Creating a new HTTP Connector in Moveworks Setup

Within Moveworks Setup, we need to create a new HTTP Connector to enable the connection, with the details from the previous step.

  1. Head over to Moveworks Setup > Core Platform > Connectors > HTTP Connectors

  2. Click on the Create button to create a new HTTP Connector


  3. On this page, setup your Live Search connector based on the following parameters:

    1. Connector Name: enterprise_search_sharepoint_online

    2. Base URL — https://graph.microsoft.com/

    3. Auth Config — Oauth2

    4. Oauth2 Grant Type — Authorization Code Grant

    5. Authorization URL — https://login.microsoftonline.com/TENANT-ID-GOES-HERE/oauth2/v2.0/authorize.

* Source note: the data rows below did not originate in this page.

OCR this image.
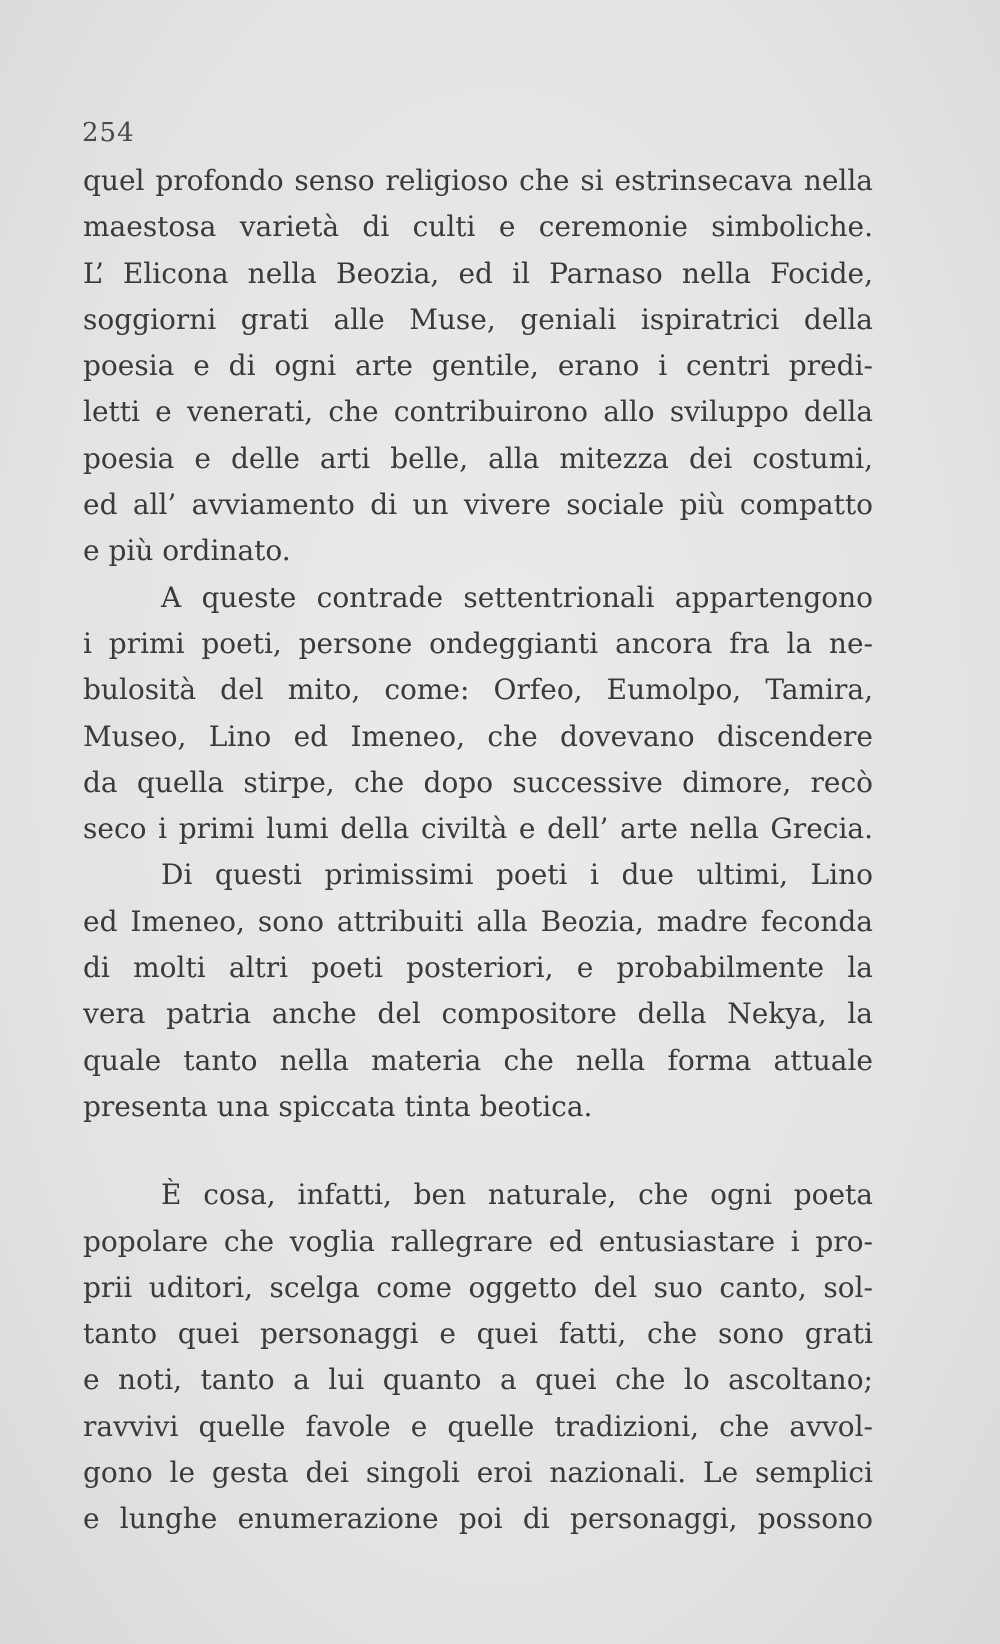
254
quel profondo senso religioso che si estrinsecava nella
maestosa varietà di culti e ceremonie simboliche.
L’ Elicona nella Beozia, ed il Parnaso nella Focide,
soggiorni grati alle Muse, geniali ispiratrici della
poesia e di ogni arte gentile, erano i centri predi-
letti e venerati, che contribuirono allo sviluppo della
poesia e delle arti belle, alla mitezza dei costumi,
ed all’ avviamento di un vivere sociale più compatto
e più ordinato.
A queste contrade settentrionali appartengono
i primi poeti, persone ondeggianti ancora fra la ne-
bulosità del mito, come: Orfeo, Eumolpo, Tamira,
Museo, Lino ed Imeneo, che dovevano discendere
da quella stirpe, che dopo successive dimore, recò
seco i primi lumi della civiltà e dell’ arte nella Grecia.
Di questi primissimi poeti i due ultimi, Lino
ed Imeneo, sono attribuiti alla Beozia, madre feconda
di molti altri poeti posteriori, e probabilmente la
vera patria anche del compositore della Nekya, la
quale tanto nella materia che nella forma attuale
presenta una spiccata tinta beotica.
È cosa, infatti, ben naturale, che ogni poeta
popolare che voglia rallegrare ed entusiastare i pro-
prii uditori, scelga come oggetto del suo canto, sol-
tanto quei personaggi e quei fatti, che sono grati
e noti, tanto a lui quanto a quei che lo ascoltano;
ravvivi quelle favole e quelle tradizioni, che avvol-
gono le gesta dei singoli eroi nazionali. Le semplici
e lunghe enumerazione poi di personaggi, possono
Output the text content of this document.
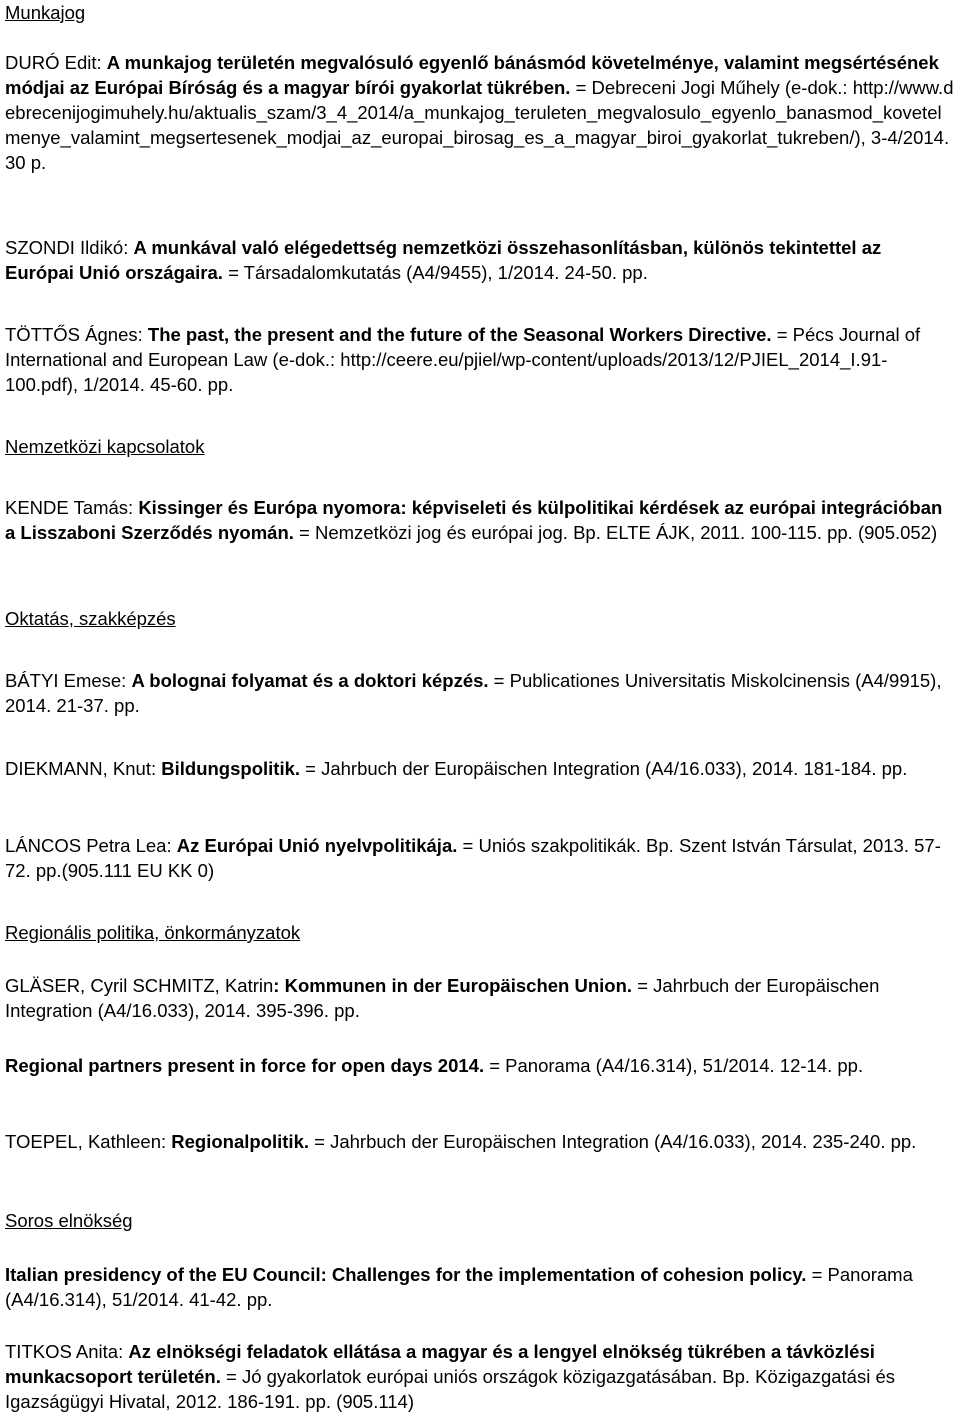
Munkajog

DURÓ Edit: A munkajog területén megvalósuló egyenlő bánásmód követelménye, valamint megsértésének módjai az Európai Bíróság és a magyar bírói gyakorlat tükrében. = Debreceni Jogi Műhely (e-dok.: http://www.debrecenijogimuhely.hu/aktualis_szam/3_4_2014/a_munkajog_teruleten_megvalosulo_egyenlo_banasmod_kovetelmenye_valamint_megsertesenek_modjai_az_europai_birosag_es_a_magyar_biroi_gyakorlat_tukreben/), 3-4/2014. 30 p.

SZONDI Ildikó: A munkával való elégedettség nemzetközi összehasonlításban, különös tekintettel az Európai Unió országaira. = Társadalomkutatás (A4/9455), 1/2014. 24-50. pp.

TÖTTŐS Ágnes: The past, the present and the future of the Seasonal Workers Directive. = Pécs Journal of International and European Law (e-dok.: http://ceere.eu/pjiel/wp-content/uploads/2013/12/PJIEL_2014_I.91-100.pdf), 1/2014. 45-60. pp.

Nemzetközi kapcsolatok

KENDE Tamás: Kissinger és Európa nyomora: képviseleti és külpolitikai kérdések az európai integrációban a Lisszaboni Szerződés nyomán. = Nemzetközi jog és európai jog. Bp. ELTE ÁJK, 2011. 100-115. pp. (905.052)

Oktatás, szakképzés

BÁTYI Emese: A bolognai folyamat és a doktori képzés. = Publicationes Universitatis Miskolcinensis (A4/9915), 2014. 21-37. pp.

DIEKMANN, Knut: Bildungspolitik. = Jahrbuch der Europäischen Integration (A4/16.033), 2014. 181-184. pp.

LÁNCOS Petra Lea: Az Európai Unió nyelvpolitikája. = Uniós szakpolitikák. Bp. Szent István Társulat, 2013. 57-72. pp.(905.111 EU KK 0)

Regionális politika, önkormányzatok

GLÄSER, Cyril SCHMITZ, Katrin: Kommunen in der Europäischen Union. = Jahrbuch der Europäischen Integration (A4/16.033), 2014. 395-396. pp.

Regional partners present in force for open days 2014. = Panorama (A4/16.314), 51/2014. 12-14. pp.

TOEPEL, Kathleen: Regionalpolitik. = Jahrbuch der Europäischen Integration (A4/16.033), 2014. 235-240. pp.

Soros elnökség

Italian presidency of the EU Council: Challenges for the implementation of cohesion policy. = Panorama (A4/16.314), 51/2014. 41-42. pp.

TITKOS Anita: Az elnökségi feladatok ellátása a magyar és a lengyel elnökség tükrében a távközlési munkacsoport területén. = Jó gyakorlatok európai uniós országok közigazgatásában. Bp. Közigazgatási és Igazságügyi Hivatal, 2012. 186-191. pp. (905.114)
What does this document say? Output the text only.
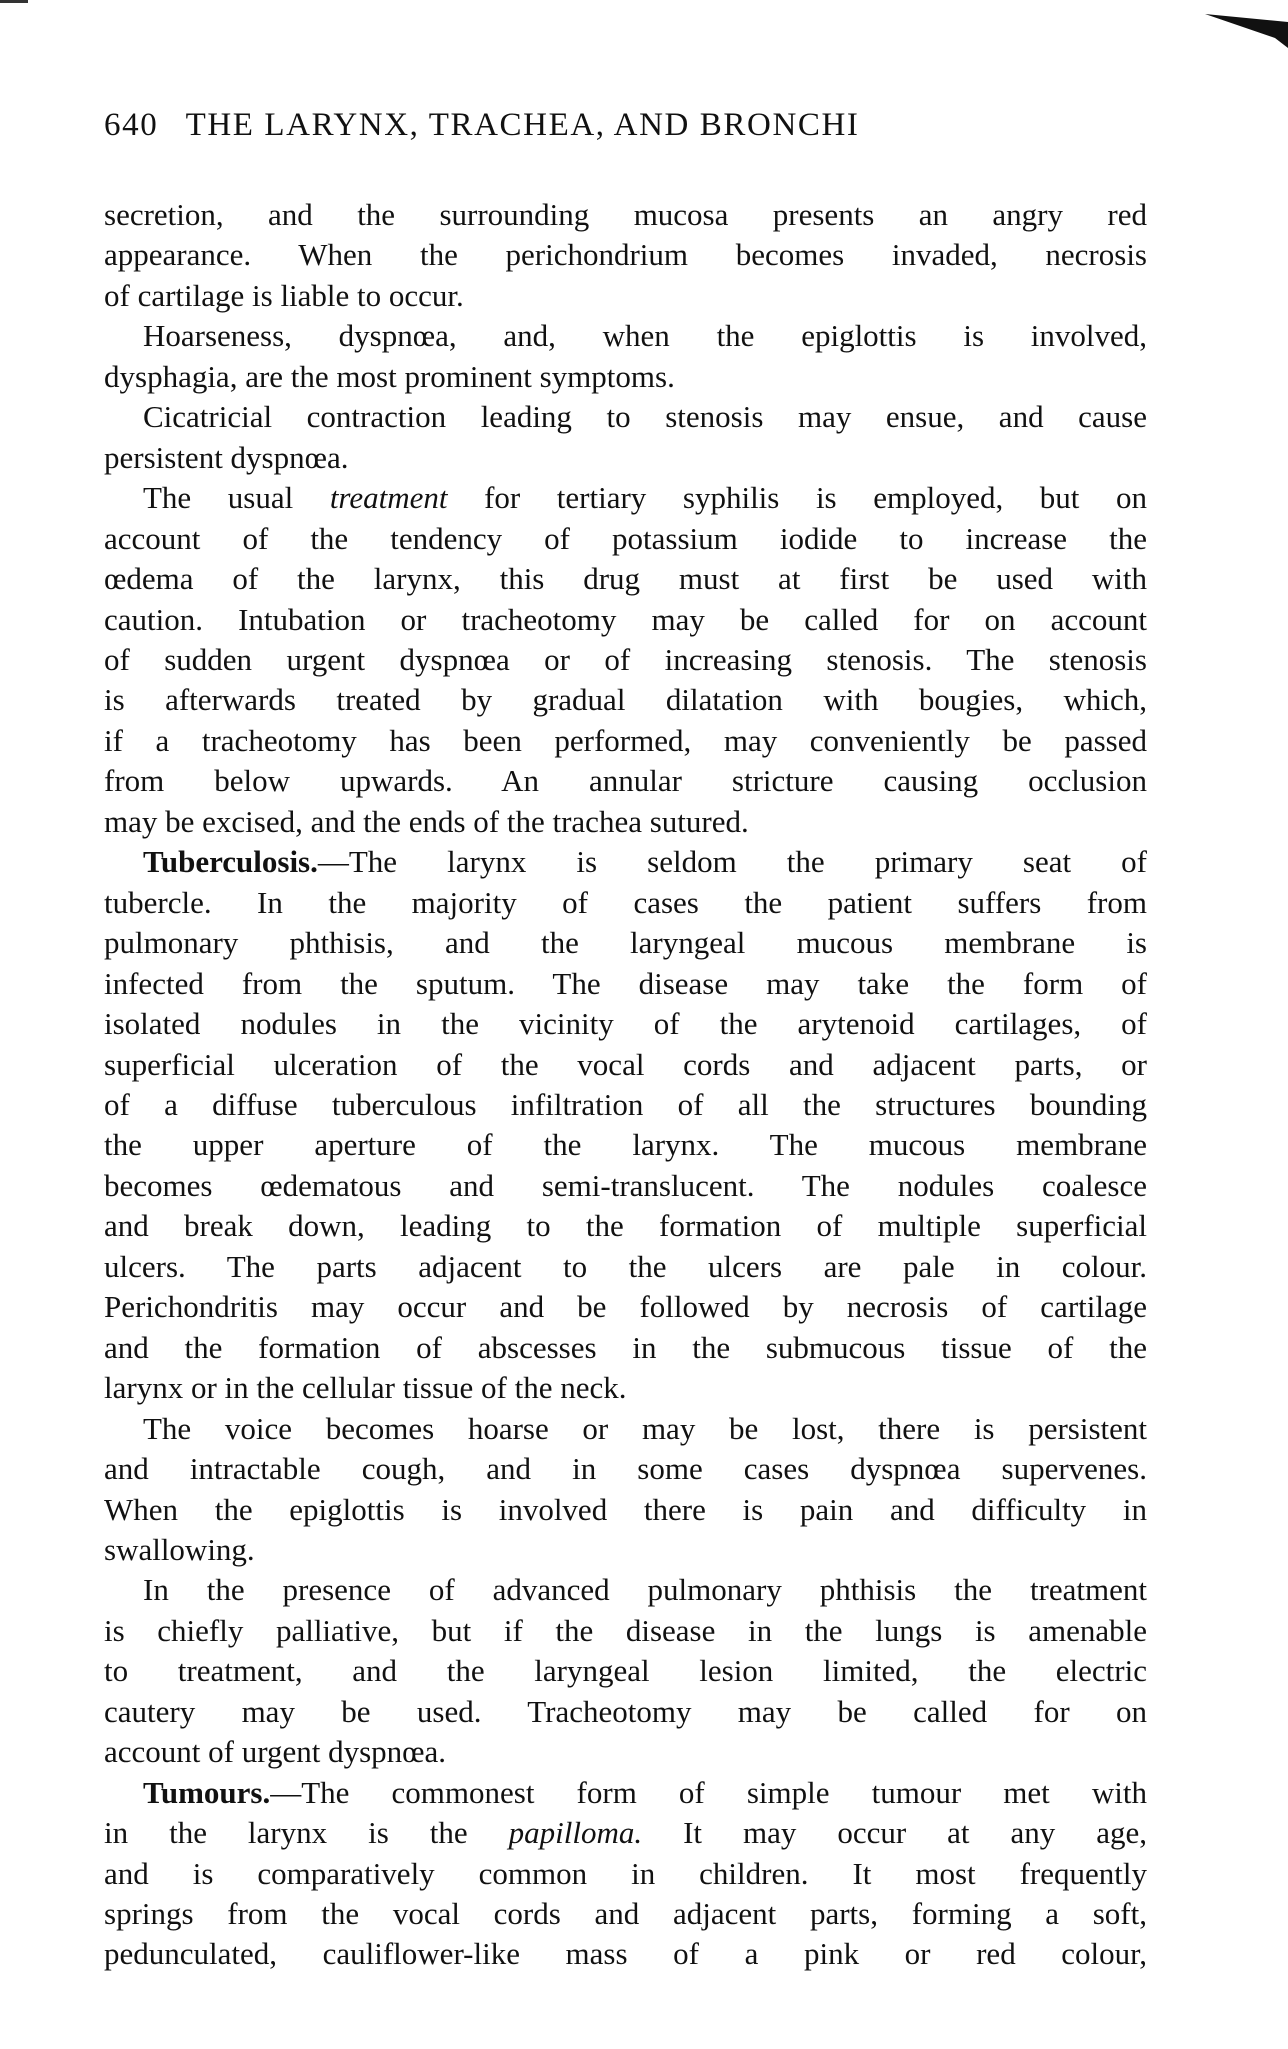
640 THE LARYNX, TRACHEA, AND BRONCHI
secretion, and the surrounding mucosa presents an angry red
appearance. When the perichondrium becomes invaded, necrosis
of cartilage is liable to occur.
Hoarseness, dyspnœa, and, when the epiglottis is involved,
dysphagia, are the most prominent symptoms.
Cicatricial contraction leading to stenosis may ensue, and cause
persistent dyspnœa.
The usual treatment for tertiary syphilis is employed, but on
account of the tendency of potassium iodide to increase the
œdema of the larynx, this drug must at first be used with
caution. Intubation or tracheotomy may be called for on account
of sudden urgent dyspnœa or of increasing stenosis. The stenosis
is afterwards treated by gradual dilatation with bougies, which,
if a tracheotomy has been performed, may conveniently be passed
from below upwards. An annular stricture causing occlusion
may be excised, and the ends of the trachea sutured.
Tuberculosis.—The larynx is seldom the primary seat of
tubercle. In the majority of cases the patient suffers from
pulmonary phthisis, and the laryngeal mucous membrane is
infected from the sputum. The disease may take the form of
isolated nodules in the vicinity of the arytenoid cartilages, of
superficial ulceration of the vocal cords and adjacent parts, or
of a diffuse tuberculous infiltration of all the structures bounding
the upper aperture of the larynx. The mucous membrane
becomes œdematous and semi-translucent. The nodules coalesce
and break down, leading to the formation of multiple superficial
ulcers. The parts adjacent to the ulcers are pale in colour.
Perichondritis may occur and be followed by necrosis of cartilage
and the formation of abscesses in the submucous tissue of the
larynx or in the cellular tissue of the neck.
The voice becomes hoarse or may be lost, there is persistent
and intractable cough, and in some cases dyspnœa supervenes.
When the epiglottis is involved there is pain and difficulty in
swallowing.
In the presence of advanced pulmonary phthisis the treatment
is chiefly palliative, but if the disease in the lungs is amenable
to treatment, and the laryngeal lesion limited, the electric
cautery may be used. Tracheotomy may be called for on
account of urgent dyspnœa.
Tumours.—The commonest form of simple tumour met with
in the larynx is the papilloma. It may occur at any age,
and is comparatively common in children. It most frequently
springs from the vocal cords and adjacent parts, forming a soft,
pedunculated, cauliflower-like mass of a pink or red colour,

Replace the tenant ID with the Directory (tenant) ID from the previous step

    6. Client ID — The Application (client) ID from previous step

    7. Client Secret — The Client Secret from previous step

    8. Authorization Code Grant Scope — offline_access User.Read Files.Read.All Sites.Read.All

    9. Authorization Request Query Parameters

      1. response_mode | query


    10. Lower on the connection configuration, add the token URL with the appropriate authentication type:

    11. Oauth2 Token URL — https://login.microsoftonline.com/TENANT-ID-GOES-HERE/oauth2/v2.0/token

    12. Oauth2 Client Authentication — OAuth 2.0 with Request Body


Once this connector is saved, please notify the Moveworks team. We’ll complete the remaining Live Search configuration and validate SharePoint & OneDrive search end-to-end.